No siempre ponemos toda la atención que debiéramos en lo que hacemos. De hecho, acciones y decisiones esenciales, al repetirse casi a diario, llegan a automatizarse al punto de que apenas requieren de intervención consciente.
Terminamos confiando de tal modo en la infalibilidad de estos reflejos aprendidos que nos resulta difícil concebir que alguien pueda actuar por cualquier causa de modo diferente, y mucho menos reparamos en las posibles consecuencias, lo cual entraña un grave riesgo.
Leí en una ocasión que el destino era especialmente cruel con las pequeñas distracciones, criterio que comparto. Es por ello que debemos poner siempre en cada acto el cuidado que lleva y un poco más, incluso prever lo que pudiera acaecer cuando otros no lo hagan. Mas no basta.

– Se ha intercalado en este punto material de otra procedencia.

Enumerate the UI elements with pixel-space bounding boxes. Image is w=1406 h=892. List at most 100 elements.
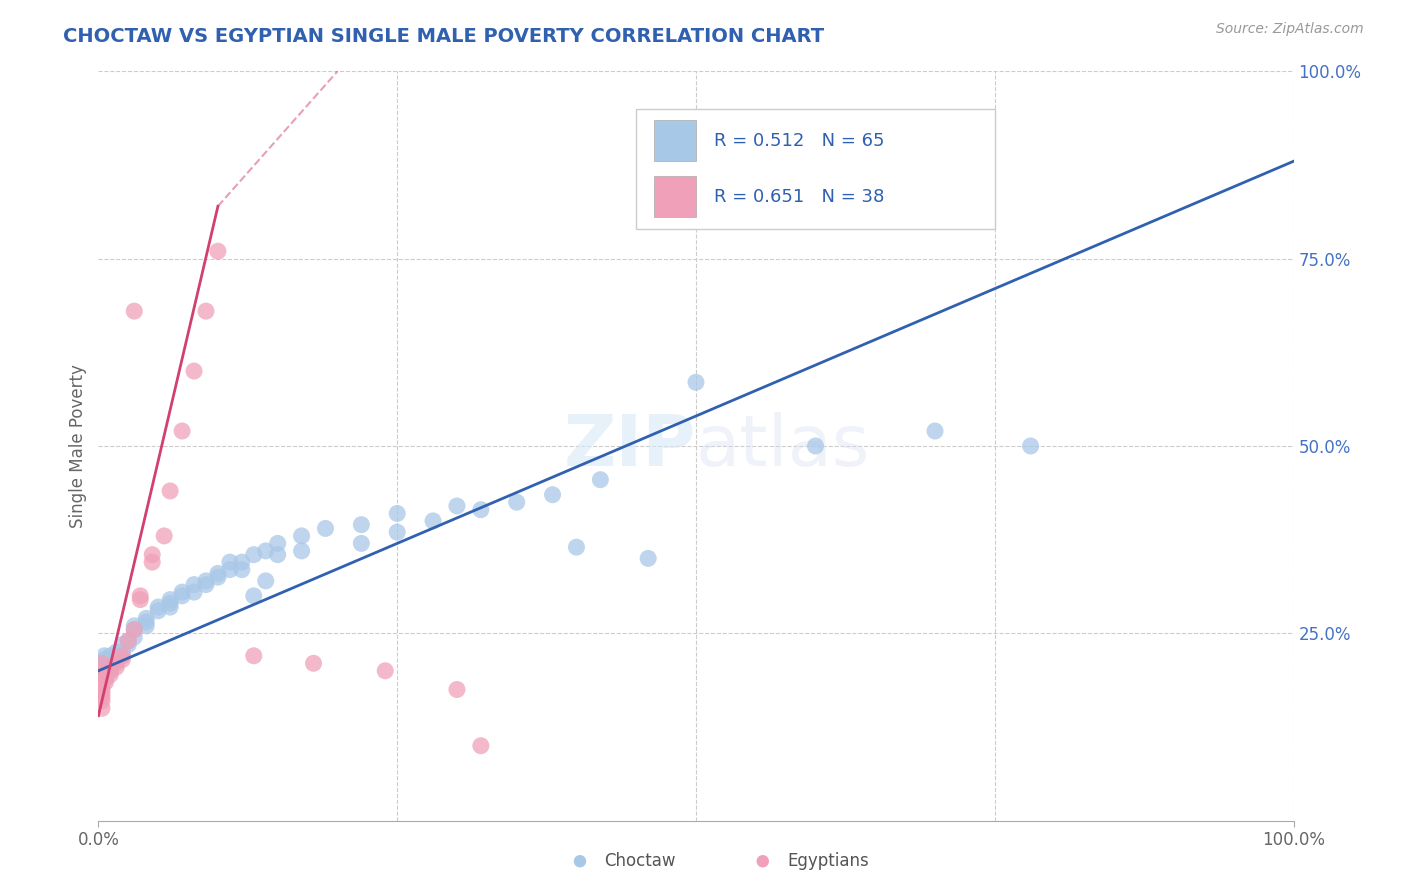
Point bbox=[105, 657, 128, 671]
Point bbox=[124, 304, 146, 318]
Point bbox=[94, 667, 117, 681]
Point bbox=[446, 682, 468, 697]
Point bbox=[183, 585, 205, 599]
Point bbox=[91, 682, 114, 697]
Point bbox=[135, 615, 157, 629]
FancyBboxPatch shape bbox=[654, 177, 696, 218]
Point bbox=[637, 551, 659, 566]
Point bbox=[98, 664, 122, 678]
Point bbox=[124, 623, 146, 637]
Point bbox=[91, 694, 114, 708]
Point bbox=[93, 652, 115, 666]
Point bbox=[93, 664, 115, 678]
Point bbox=[93, 657, 115, 671]
Point bbox=[111, 648, 134, 663]
Point bbox=[111, 648, 134, 663]
Point bbox=[111, 652, 134, 666]
Point bbox=[141, 548, 163, 562]
Point bbox=[93, 648, 115, 663]
Point bbox=[207, 566, 229, 581]
Point bbox=[105, 648, 128, 663]
Point bbox=[117, 633, 139, 648]
Point bbox=[267, 548, 290, 562]
FancyBboxPatch shape bbox=[637, 109, 995, 228]
Point bbox=[105, 660, 128, 674]
Point bbox=[91, 657, 114, 671]
Text: atlas: atlas bbox=[696, 411, 870, 481]
Point bbox=[195, 574, 218, 588]
Text: R = 0.651   N = 38: R = 0.651 N = 38 bbox=[714, 188, 884, 206]
Point bbox=[141, 555, 163, 569]
Point bbox=[565, 540, 588, 554]
Point bbox=[254, 544, 277, 558]
Point bbox=[219, 555, 242, 569]
Point bbox=[219, 563, 242, 577]
Point bbox=[385, 525, 409, 540]
Point bbox=[924, 424, 946, 438]
Point bbox=[117, 633, 139, 648]
Point bbox=[124, 619, 146, 633]
Point bbox=[98, 664, 122, 678]
Point bbox=[254, 574, 277, 588]
Point bbox=[685, 376, 707, 390]
Point bbox=[148, 600, 170, 615]
Point bbox=[446, 499, 468, 513]
Point bbox=[315, 521, 337, 535]
Point bbox=[589, 473, 612, 487]
Point bbox=[569, 855, 592, 869]
Point bbox=[91, 675, 114, 690]
Point bbox=[135, 619, 157, 633]
Point bbox=[124, 630, 146, 644]
Point bbox=[350, 517, 373, 532]
Point bbox=[195, 304, 218, 318]
Point bbox=[385, 507, 409, 521]
Point bbox=[91, 701, 114, 715]
Point bbox=[804, 439, 827, 453]
Point bbox=[93, 660, 115, 674]
Point bbox=[129, 589, 152, 603]
Point bbox=[231, 563, 253, 577]
Text: R = 0.512   N = 65: R = 0.512 N = 65 bbox=[714, 132, 884, 150]
Point bbox=[111, 638, 134, 652]
Point bbox=[183, 577, 205, 591]
Point bbox=[350, 536, 373, 550]
Point bbox=[91, 671, 114, 685]
Point bbox=[470, 739, 492, 753]
Point bbox=[124, 623, 146, 637]
Text: Source: ZipAtlas.com: Source: ZipAtlas.com bbox=[1216, 22, 1364, 37]
Point bbox=[129, 592, 152, 607]
Text: Choctaw: Choctaw bbox=[605, 852, 676, 870]
Point bbox=[541, 488, 564, 502]
Point bbox=[91, 664, 114, 678]
Point bbox=[91, 690, 114, 704]
Point bbox=[111, 645, 134, 659]
Point bbox=[91, 679, 114, 693]
Point bbox=[153, 529, 176, 543]
Point bbox=[159, 592, 181, 607]
Point bbox=[470, 502, 492, 516]
Point bbox=[98, 648, 122, 663]
Point bbox=[267, 536, 290, 550]
Point bbox=[159, 596, 181, 610]
Point bbox=[117, 638, 139, 652]
Point bbox=[422, 514, 444, 528]
Point bbox=[105, 645, 128, 659]
Point bbox=[159, 600, 181, 615]
Point bbox=[94, 675, 117, 690]
Point bbox=[243, 589, 266, 603]
Point bbox=[159, 483, 181, 498]
Point bbox=[243, 548, 266, 562]
Point bbox=[374, 664, 396, 678]
Point bbox=[207, 570, 229, 584]
Point bbox=[231, 555, 253, 569]
Point bbox=[752, 855, 775, 869]
Point bbox=[172, 424, 194, 438]
Text: CHOCTAW VS EGYPTIAN SINGLE MALE POVERTY CORRELATION CHART: CHOCTAW VS EGYPTIAN SINGLE MALE POVERTY … bbox=[63, 27, 824, 45]
Point bbox=[291, 529, 314, 543]
Point bbox=[291, 544, 314, 558]
Point bbox=[1019, 439, 1042, 453]
Point bbox=[207, 244, 229, 259]
Point bbox=[98, 652, 122, 666]
Point bbox=[91, 667, 114, 681]
Point bbox=[302, 657, 325, 671]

A veces, el azar nos juega una mala pasada y coinciden en el espacio-tiempo de nuestra cotidianidad dos o más sucesos sin aparente conexión, aunque causalmente determinados, unos por la responsabilidad y otros por la imprudencia.
Supongamos que alguien conduce su vehículo ateniéndose a cuanto en tránsito se encuentra establecido, mientras un segundo conductor hace avanzar el suyo a una velocidad de vértigo perpendicularmente a aquel, y no puede detenerse al verlo porque no iba a hacerlo ante la luz roja que estaba en su camino. Se produce en ese instante una colisión, no únicamente de sucesos, sino también de autos: un accidente.
Tampoco hace falta demasiada imaginación. ¿De cuántos hechos similares no ha tenido noticias, o ha sido testigo, o hasta protagonista como me sucedió a mí hace pocos días?
En tales trances no existen ganadores. Sus consecuencias pueden medirse solo con el criterio de que uno perdió más o menos —desde el punto de vista material o humano— en relación con los demás involucrados o con lo que pudo haber pasado si… Ahora bien, con mente positiva pudieran encontrarse en la desgracia aristas «útiles», algunas de las cuales quisiera compartir a partir de mis vivencias.
Comoquiera que lo acontecido marca un antes y un después en el discurrir de la existencia, nos lleva a meditar en cómo se ha vivido y en cómo seguir viviendo, y es que vislumbrar un posible final afianza la certeza de nuestra fragilidad, de que el tiempo que tenemos es un regalo que ha de emplearse de forma productiva y altruista, y de que debemos aprender a descubrir el encanto de las pequeñas cosas.
Pero, sin duda, el resultado más trascendente de un evento de este tipo es que nos permite conocer mejor, o verdaderamente, a las personas, pues son las grandes conmociones las que sacan a la luz su esencia más profunda, como si entonces se hicieran transparentes y dejaran al desnudo el ángel o el demonio que llevan dentro.
Según Martí, por cada gusano nacen dos rosas. Yo puedo dar fe de que si bien hay gusanos —que no merecen una palabra adicional en esta historia—, son muchísimas más las rosas.
Aquellos a quienes quiero me han demostrado nuevamente con gestos y detalles cuánto significo para ellos. Amigos, compañeros, vecinos y también otros con los que apenas había cruzado algún saludo me han «abrumado» con su preocupación y su disposición a ayudar «en lo que sea».
He conocido además, en estos días, seres maravillosos como Daylín, estudiante de Estomatología que me auxilió en los momentos más difíciles. En realidad no sé si se escribe así su nombre, ya que solo atiné a preguntárselo cuando salía del Clínico Quirúrgico de 26 (como casi todos en La Habana lo conocen), al que me llevaron después del accidente.
Imposible olvidar a quienes me atendieron allí, en Cirugía de Urgencias —con especial esmero—, y luego en Maxilofacial —la licenciada Katia apoyada por Mercedes, y el Doctor Alemán— con delicadeza, diligencia y profesionalidad.
Escucho ahora en la radio una canción del increíble Fito Páez y pienso, parafraseándola, que sí, que es verdad: quién puede decir que algo está perdido, si tantos han venido a ofrecer su corazón.